When the rotational speed is higher than 400 rpm, the efficiency of the two motors decreases sharply with the increase of rotational speed. This is because as the speed increases, the pump station output flow increases, so the total hydraulic power at the input of the motor increases, but when the mechanical power at the output of the hydraulic motor increases to the maximum, the speed continuing to rise will lead to a rapid decline in torque, thus the mechanical power at the output of the motor decreases sharply, so the efficiency of the motor decreases rapidly. When the speed is lower than 300 rpm, the total efficiency of the motor installed with the arc-shaped noncircular gear mechanism is 45.89% at maximum. It has basically the same work efficiency curve as the HPM100 motor, which indicates that the arc-type noncircular planetary gear mechanism designed in this paper has a reasonable structure and similar performance to the traditional high-order elliptical noncircular gear mechanism.

#### 6. Conclusions

(1)The pitch curve of the arc-shaped noncircular planetary gear mechanism is constrained by several nonlinear relations as well as inequality relations; a nonlinear programming model of the pitch curve can be established to solve the modeling parameters of the pitch curve of the arc-shaped noncircular gear mechanism.(2)According to the design method proposed in this paper, a noncircular gear mechanism with a displacement of 100 mL/r was machined by EDM wire cutting and installed in the hydraulic motor, and the performance test was conducted under the same conditions as the HPM100 type noncircular gear hydraulic motor. The test results show that when the speed of the hydraulic motor with the arc-shaped noncircular gear mechanism is lower than 400 rpm, the torque decreases slowly as the speed increases, and the hydraulic power increases linearly with the speed, so the optimal speed range of this noncircular gear mechanism should be 100–400 rpm. By comparing the efficiency of the two motors, it can be seen that the working efficiency of the arc-shaped noncircular gear mechanism is basically the same as that of the high-order elliptic noncircular gear mechanism, which indicates that the arc-shaped noncircular gear mechanism designed in this paper has a reasonable structure.(3)Because the pitch curve of the original noncircular gear has continuously varying curvature and each tooth has a different tooth profile, it is necessary to design the tooth profile of each tooth individually, which greatly increases the difficulty of designing noncircular gear mechanisms.
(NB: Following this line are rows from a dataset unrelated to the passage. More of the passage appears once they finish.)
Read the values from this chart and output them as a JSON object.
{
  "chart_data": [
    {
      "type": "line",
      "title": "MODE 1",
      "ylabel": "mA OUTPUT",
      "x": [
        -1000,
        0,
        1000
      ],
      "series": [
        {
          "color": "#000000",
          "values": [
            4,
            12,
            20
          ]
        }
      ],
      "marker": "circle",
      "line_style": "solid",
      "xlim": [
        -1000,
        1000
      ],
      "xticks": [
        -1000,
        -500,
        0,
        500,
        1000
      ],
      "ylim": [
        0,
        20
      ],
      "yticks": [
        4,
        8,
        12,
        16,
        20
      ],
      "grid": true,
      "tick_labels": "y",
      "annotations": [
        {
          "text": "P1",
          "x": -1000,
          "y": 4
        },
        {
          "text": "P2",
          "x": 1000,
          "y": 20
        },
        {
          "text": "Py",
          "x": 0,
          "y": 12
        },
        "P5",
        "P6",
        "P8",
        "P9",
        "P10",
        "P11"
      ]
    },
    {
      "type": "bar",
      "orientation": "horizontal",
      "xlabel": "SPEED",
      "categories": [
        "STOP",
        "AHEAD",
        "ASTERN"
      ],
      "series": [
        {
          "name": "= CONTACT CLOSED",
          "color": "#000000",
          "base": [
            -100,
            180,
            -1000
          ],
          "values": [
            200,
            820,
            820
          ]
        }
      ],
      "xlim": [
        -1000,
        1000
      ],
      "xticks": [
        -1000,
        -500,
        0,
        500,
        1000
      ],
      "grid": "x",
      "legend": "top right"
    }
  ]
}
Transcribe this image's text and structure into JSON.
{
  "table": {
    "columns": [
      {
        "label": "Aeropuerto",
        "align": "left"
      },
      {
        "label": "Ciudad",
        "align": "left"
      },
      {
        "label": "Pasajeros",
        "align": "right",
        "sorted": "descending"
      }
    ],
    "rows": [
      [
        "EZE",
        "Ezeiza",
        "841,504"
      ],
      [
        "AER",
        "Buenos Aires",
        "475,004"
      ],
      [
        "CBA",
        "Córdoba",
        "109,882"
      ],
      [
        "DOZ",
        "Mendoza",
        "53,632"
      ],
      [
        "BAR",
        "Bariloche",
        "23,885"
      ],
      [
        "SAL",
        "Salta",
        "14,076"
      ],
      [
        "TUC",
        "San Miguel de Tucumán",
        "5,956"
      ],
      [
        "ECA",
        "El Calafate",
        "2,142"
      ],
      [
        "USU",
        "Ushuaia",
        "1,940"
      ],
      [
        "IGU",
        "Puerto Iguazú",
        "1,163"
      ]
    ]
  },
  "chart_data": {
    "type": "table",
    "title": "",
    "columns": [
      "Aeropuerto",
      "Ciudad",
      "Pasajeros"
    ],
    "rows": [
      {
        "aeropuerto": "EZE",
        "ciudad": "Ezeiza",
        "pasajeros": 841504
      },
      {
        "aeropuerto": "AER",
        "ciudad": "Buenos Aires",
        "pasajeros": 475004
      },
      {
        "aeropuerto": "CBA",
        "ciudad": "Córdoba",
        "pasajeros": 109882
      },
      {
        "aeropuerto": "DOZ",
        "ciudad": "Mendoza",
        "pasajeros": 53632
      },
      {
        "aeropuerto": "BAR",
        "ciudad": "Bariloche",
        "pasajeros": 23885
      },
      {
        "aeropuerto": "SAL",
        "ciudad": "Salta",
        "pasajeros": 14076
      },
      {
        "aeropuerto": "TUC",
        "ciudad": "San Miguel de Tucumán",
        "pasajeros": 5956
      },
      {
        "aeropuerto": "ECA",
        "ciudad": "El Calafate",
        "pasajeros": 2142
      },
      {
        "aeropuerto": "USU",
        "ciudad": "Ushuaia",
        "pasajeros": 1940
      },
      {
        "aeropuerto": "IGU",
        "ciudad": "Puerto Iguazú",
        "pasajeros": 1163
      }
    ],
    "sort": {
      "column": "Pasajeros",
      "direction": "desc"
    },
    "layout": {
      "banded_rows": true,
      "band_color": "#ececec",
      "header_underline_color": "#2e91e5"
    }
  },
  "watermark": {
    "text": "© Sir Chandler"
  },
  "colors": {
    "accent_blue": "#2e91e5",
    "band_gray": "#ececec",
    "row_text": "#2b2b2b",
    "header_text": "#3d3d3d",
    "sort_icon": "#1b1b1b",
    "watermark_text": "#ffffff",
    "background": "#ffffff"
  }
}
The arc-shaped pitch curve has the same curvature, so it is possible to use only one tooth profile of a cylindrical gear instead of several noncircular gear profiles, which significantly reduces the number of tooth profiles that need to be designed separately, thus reducing the difficulty of designing noncircular gear mechanisms.#### Data Availability

The data used to support the findings of this study are available from the corresponding author upon request.

#### Conflicts of Interest

The authors declare that they do not have any commercial or associative interest that represents conflicts of interest in connection with the work submitted.

#### Acknowledgments

This research was supported by the National Natural Science Foundation of China (51765032).